With that, I’ll turn it over to Steve.

Steve Fishman

Thanks T.J., and good morning, everyone. During the third quarter, our customers continued to be selective in their purchases, but were willing to spend money where they saw tremendous values as evidenced by the continued strength in certain of our higher ticket discretionary categories.

From a merchandising perspective, furniture, seasonal and home continued to lead the way. For the fourth consecutive quarter furniture comped up double digits with a very solid execution across all classifications. In particular, upholstery was excellent, Stratolounger closeout deal and the furniture road show supplemented by solid performance and our day in and day out assortment.

Close out deals are a nice shot in the arm when we get them, but the real strength is our everyday assortment at a value and quality level that makes us an industry leader in the low to moderate price point furniture business.

Our seasonal category comped up high single digits for the second quarter in a row. Lawn and garden, particularly our tailgating assortment was strong early in the quarter, and each of our fall seasonal businesses comped up mid to high singles. There I’m referring to Halloween, Harvest and early Christmas selling. Again, this is one of the higher price points in the store, further reinforcing to us that we’re presenting great value and we think this bodes well for the holiday season.

Home comped up in the low single digits on top of improving trends from a year ago. So comp on comp, which I believe is an indicator, a category gaining momentum. Results were driven by a combination of good deals and improving quality on consistency product.

We experienced improving trends in some of our hardlines classifications like tools, appliances and home maintenance offset by a slight decline in our electronics business, as we anniversaried the very successful launch of our video game software program a year ago.

Our most challenged business was consumables, where we comped down in the low single digits.

For those of you who have followed us for a while, you know that we don't make excuses for our performance. In this situation, I don't believe we executed as well as we're capable of, and did not provide the customer with the offering that they've come to expect from us. The team is working very hard and swiftly to make changes to prepare us for the New Year. So we posted a positive comp for Q3, but we always want to do better. Having said that, clearly there are some very encouraging performances in the third quarter.

Now, Joe is going to give you some details on the quarter, and how we're looking at our forward guidance. Joe?

Joe Cooper

Thanks, Steve and good morning, everyone. Sales for the third quarter were $1.056 billion, an increase of 2.0%, over the $1.035 billion we reported for the third quarter of last year. Comparable store sales increased 0.7%.

For Q3 operating profit dollars were $27 million, a decrease of approximately $8 million compared to last year's gross margin growth – gross margin dollar growth was offset by an increase in expense dollars. In terms of gross margin our dollars grew by approximately $10 million, or 2.4% due to a combination of total sales growth and expansion in the gross margin rate.
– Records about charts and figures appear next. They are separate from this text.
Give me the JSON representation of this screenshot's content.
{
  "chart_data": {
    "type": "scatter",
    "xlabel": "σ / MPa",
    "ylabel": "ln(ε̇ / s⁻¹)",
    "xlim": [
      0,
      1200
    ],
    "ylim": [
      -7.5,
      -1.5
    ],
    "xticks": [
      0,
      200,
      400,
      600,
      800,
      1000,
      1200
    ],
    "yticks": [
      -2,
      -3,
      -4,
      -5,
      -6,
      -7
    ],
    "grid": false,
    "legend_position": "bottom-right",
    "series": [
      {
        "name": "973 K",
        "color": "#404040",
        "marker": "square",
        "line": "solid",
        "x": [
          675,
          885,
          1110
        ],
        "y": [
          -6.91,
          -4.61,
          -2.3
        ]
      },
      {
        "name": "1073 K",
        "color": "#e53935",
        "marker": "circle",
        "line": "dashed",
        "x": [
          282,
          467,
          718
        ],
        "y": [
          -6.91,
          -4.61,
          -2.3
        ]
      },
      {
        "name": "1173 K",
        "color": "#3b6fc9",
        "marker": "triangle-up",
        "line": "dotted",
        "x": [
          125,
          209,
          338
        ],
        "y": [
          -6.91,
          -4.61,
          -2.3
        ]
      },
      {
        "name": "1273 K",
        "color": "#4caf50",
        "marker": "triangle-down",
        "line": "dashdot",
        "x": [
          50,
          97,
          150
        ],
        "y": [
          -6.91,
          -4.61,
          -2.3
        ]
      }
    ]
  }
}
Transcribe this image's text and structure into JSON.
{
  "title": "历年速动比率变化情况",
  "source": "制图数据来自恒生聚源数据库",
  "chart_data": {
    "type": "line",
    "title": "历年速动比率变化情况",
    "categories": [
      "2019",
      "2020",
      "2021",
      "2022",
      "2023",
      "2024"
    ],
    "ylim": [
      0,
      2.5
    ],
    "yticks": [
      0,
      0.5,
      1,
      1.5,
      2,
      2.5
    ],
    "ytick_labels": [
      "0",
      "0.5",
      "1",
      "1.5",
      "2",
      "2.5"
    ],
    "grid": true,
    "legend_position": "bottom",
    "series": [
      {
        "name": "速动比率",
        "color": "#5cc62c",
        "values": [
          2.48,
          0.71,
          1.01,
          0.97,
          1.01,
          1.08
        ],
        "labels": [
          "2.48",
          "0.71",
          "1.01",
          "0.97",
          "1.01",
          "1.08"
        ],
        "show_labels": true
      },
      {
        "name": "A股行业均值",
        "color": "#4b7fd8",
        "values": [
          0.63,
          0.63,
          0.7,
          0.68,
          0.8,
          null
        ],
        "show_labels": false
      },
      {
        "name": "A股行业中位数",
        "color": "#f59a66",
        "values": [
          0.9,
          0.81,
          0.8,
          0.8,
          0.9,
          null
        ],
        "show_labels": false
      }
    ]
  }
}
Our rate for Q3 up 40.5% was 10 basis points above last year and better than our guidance. The rate increase was due to lower markdowns, lower shrink costs and a slightly favorable mix impact. In particular, the favorable merchandise mix impact in lower markdowns were the direct result of better performance in certain of our discretionary categories, particularly seasonal and home. These improvements were partially offset by higher freight costs both domestic and import.

Total expense dollars were $401 million, an increase of $18 million or approximately 5% compared to last year. We believe there were certain unique factors in the third quarter and we do expect to expense leverage to return in the fourth quarter.